Keine betriebsbedingte Kündigung wegen Corona (Arbeitsgericht Berlin 38 Ca 4569/20)
Aufgrund des Strukturwandels in Industrie und Wirtschaft befinden sich viele größere Unternehmen schon seit längerer Zeit in Umstrukturierungsprozessen. Diese führen vielfach auch zu einem Personalabbau und damit zu betriebsbedingten Kündigungen (wie zum Beispiel aktuell bei Mahr in Göttingen).
Da solche Kündigungen weder mit dem Verhalten der betroffenen Arbeitnehmer*innen noch mit ihrer Person im Zusammenhang stehen, können Arbeitgeber die zu kündigenden Personen nicht nach freiem Ermessen auswählen, sondern müssen sich an die zwingenden gesetzlichen Vorgaben des Kündigungsschutzgesetzes bei betriebsbedingten Kündigungen halten. Insbesondere sind Arbeitgeber gezwungen, eine ordnungsgemäße Auswahl nach sozialen Kriterien (Betriebszugehörigkeit, Lebensalter, Unterhaltspflichten, Schwerbehinderung) vorzunehmen.
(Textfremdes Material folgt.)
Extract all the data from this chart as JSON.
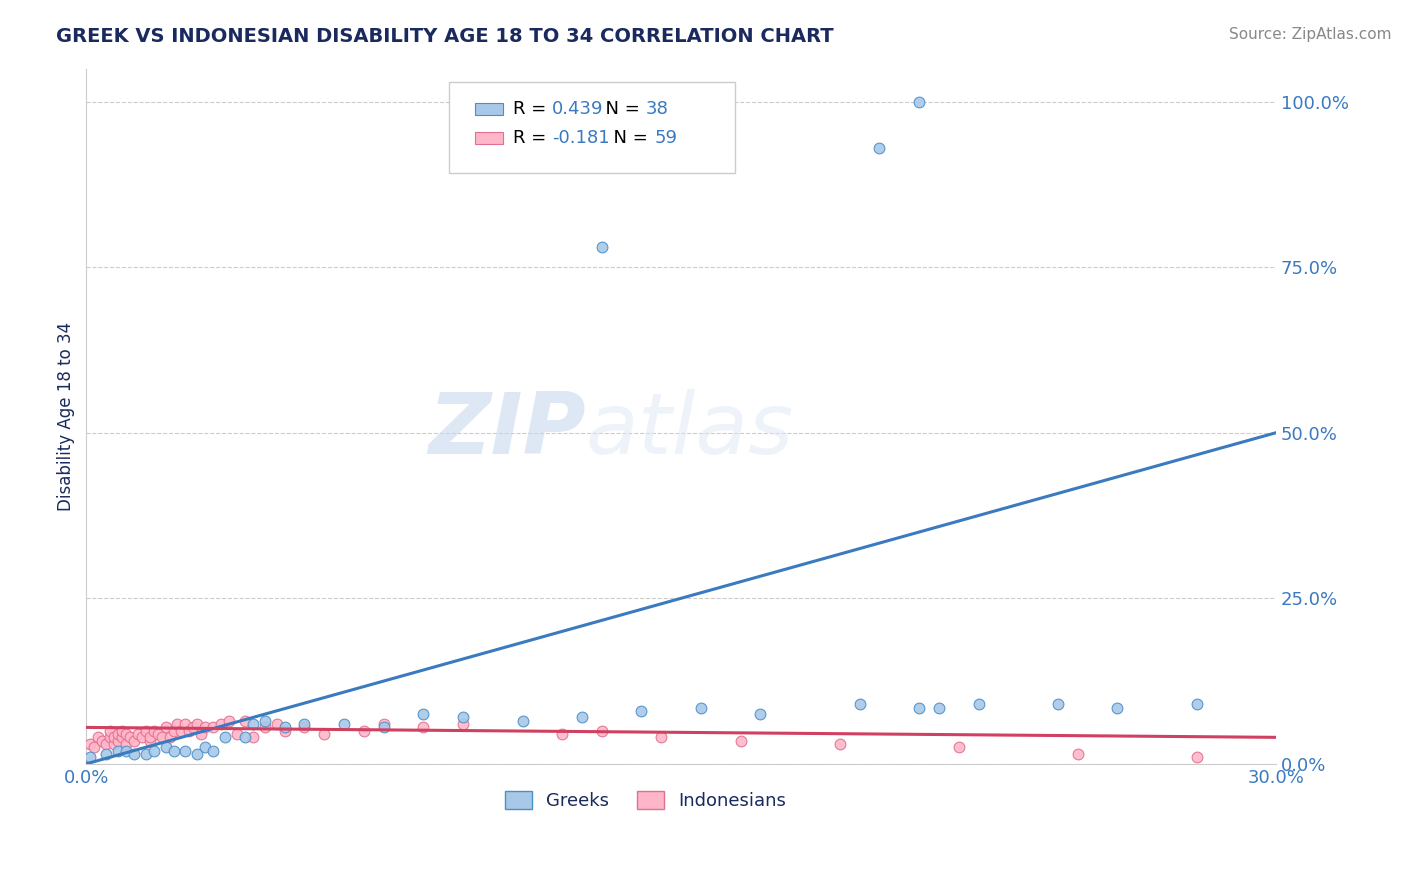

Diese Arbeitgeberpflicht gilt auch dann, wenn der Personalabbau im Rahmen eines mit dem Betriebsart verhandelten Interessenausgleichs und Sozialplans erfolgt.
Die wirtschaftlichen Auswirkungen der Coronavirus-Pandemie verstärken diese Tendenz zu betriebsbedingtem Personalabbau zusätzlich.
In diesem Zusammenhang hat das Arbeitsgericht Berlin in einer neueren Entscheidung zum Aktenzeichen 38 Ca 4569/20 jedoch in erfreulicher Deutlichkeit klargestellt, dass allgemeine wirtschaftliche Auswirkungen aufgrund der Coronavirus-Pandemie alleine nicht zur Rechtfertigung einer betriebsbedingten Kündigung genügen. Konkret hat das Arbeitsgericht Berlin entschieden, dass ein allgemeiner Hinweis auf die wirtschaftlichen Auswirkungen der Corona-Pandemie und die Darlegung eines Umsatzrückganges noch nicht als Begründung einer betriebsbedingten Kündigung ausreichen können. Die Arbeitgeberseite muss konkrete Zahlen zu einem dauerhaften Auftrags- und Einnahmerückgang und einem daraus folgenden dauerhaft niedrigeren Personalbedarf belegen.
Mit dieser Entscheidung stärkt das Arbeitsgericht Berlin den Schutz von Arbeitnehmer*innen vor übereilten Personalentscheidungen aufgrund aktueller und möglicherweise nur kurzfristiger wirtschaftlicher Auswirkung der Corona-Pandemie. Arbeitgeber sind somit gehalten, den Grundsatz des Kündigungsschutzes ernst zu nehmen und betriebsbedingte Kündigungen tatsächlich nur als allerletztes Mittel einzusetzen.